The benefits are apparent when drafting a succession plan and gifting stock.
"There is a big opportunity in term of gifting," Johnson says. "We are looking at the historical income stream to see the value of the business, and the last few years for many haven't been so good. Because of these poor results, parents can gift more shares of the business to their children."
And if planned correctly, gifted shares of stock may also be discounted to less than the fair market value.
"It's a great tool ... it helps keep the value down and is recognized by the IRS," says Johnson.
Valuation discounting requires an analysis of the fair market value of the assets, then discounts on those assets can be applied elsewhere.
One discount applies to family limited partnerships, in which senior family members contribute assets (shares or stock) to the partnership but retain control.
And while a parent can transfer the entire value of a business into a limited family partnership, the benefit is greater if only a minority, noncontrolling share is transferred, allowing the assets to be discounted according to minority interest rule.
"It is one of the big things in wealth preservation," Johnson says. "What kind of position is (the business owner) in, and what is the value of the assets and the liquidity of those assets?"
The discounts correspond with the degree of influence the shareholder has in the company and normally will not exceed 25 percent to 30 percent.
There is also a discount for the lack of marketability derived by comparing the value of publicly-traded stock with privately-held stock.
"Smaller, closely-held businesses don't have the same access to the marketplace," Johnson says. "If I own shares in IBM and I want to sell them, I just call my broker and sell ... If I'm invested in a smaller company, the market is different."
Discounting done properly and within IRS guidelines can save a succession plan almost 50 percent of its value.
Johnson cautions, however, that navigating the legal, tax and financial challenges of succession planning is just part of the story. Succession and valuation are as much emotional as quantitative for those who spent their lives building a business.
"It's not just preparing the younger generation for taking over the company, but preparing the founder to step aside," she says.
And devaluing someone's life work can be emotionally charged.
"It is a very big deal," Johnson says. "In many cases, it is the scorecard of someone's life." How to reach: Bober, Markey, Fedorovich & Co., (330) 762-9785 or www.bobermarkey.com
In recent years, the IRS has increased its audit activity for gifts of limited partnership interests in an effort to attack perceived abuses of the use of discounts.
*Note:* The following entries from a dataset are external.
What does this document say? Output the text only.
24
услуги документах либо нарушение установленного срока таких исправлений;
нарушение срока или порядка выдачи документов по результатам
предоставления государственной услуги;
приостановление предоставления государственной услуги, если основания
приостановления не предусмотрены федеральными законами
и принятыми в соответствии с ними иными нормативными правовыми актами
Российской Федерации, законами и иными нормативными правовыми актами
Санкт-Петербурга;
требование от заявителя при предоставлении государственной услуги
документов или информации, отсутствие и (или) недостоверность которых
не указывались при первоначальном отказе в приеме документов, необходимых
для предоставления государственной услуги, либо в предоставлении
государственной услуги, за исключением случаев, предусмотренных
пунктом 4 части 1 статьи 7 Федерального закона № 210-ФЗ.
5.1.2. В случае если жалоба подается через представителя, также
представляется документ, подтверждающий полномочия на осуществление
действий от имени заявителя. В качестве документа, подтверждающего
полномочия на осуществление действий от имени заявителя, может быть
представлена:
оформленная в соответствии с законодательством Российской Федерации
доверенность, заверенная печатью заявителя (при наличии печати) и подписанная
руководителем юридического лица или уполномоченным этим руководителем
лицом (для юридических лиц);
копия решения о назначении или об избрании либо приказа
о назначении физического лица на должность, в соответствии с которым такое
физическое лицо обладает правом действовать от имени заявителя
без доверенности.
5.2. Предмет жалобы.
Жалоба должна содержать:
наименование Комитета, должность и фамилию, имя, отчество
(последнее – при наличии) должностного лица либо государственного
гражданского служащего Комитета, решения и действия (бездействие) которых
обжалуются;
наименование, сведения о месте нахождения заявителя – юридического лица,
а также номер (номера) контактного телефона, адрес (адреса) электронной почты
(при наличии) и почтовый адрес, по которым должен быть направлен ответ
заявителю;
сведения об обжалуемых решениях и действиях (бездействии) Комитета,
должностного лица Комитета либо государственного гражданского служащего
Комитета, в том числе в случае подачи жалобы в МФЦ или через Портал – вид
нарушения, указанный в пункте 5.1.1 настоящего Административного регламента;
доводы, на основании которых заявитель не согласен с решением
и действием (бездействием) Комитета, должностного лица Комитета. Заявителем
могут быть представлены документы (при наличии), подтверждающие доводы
Also, the IRS has disallowed a discount when a family limited partnership was formed shortly before the death of an individual, ruling in those cases that the partnership was an artificial attempt to depress the value of the individual's assets.
To keep the IRS from disqualifying your valuation, it's a good idea to follow some basic guidelines, especially when valuating a business.
According to the IRS, a qualified appraisal:
* Is not done earlier than 60 days before the transfer date.
* Is prepared, signed and dated by a qualified appraiser.
* Includes a description of tangible assets transferred, with any terms of conditions, and the appraiser's full name.
* Lists the appraiser's qualifications.
* States that the appraisal was performed for income tax purposes.
* Provides a date and method of valuation.
* Reveals the fee arrangement between donor and appraiser.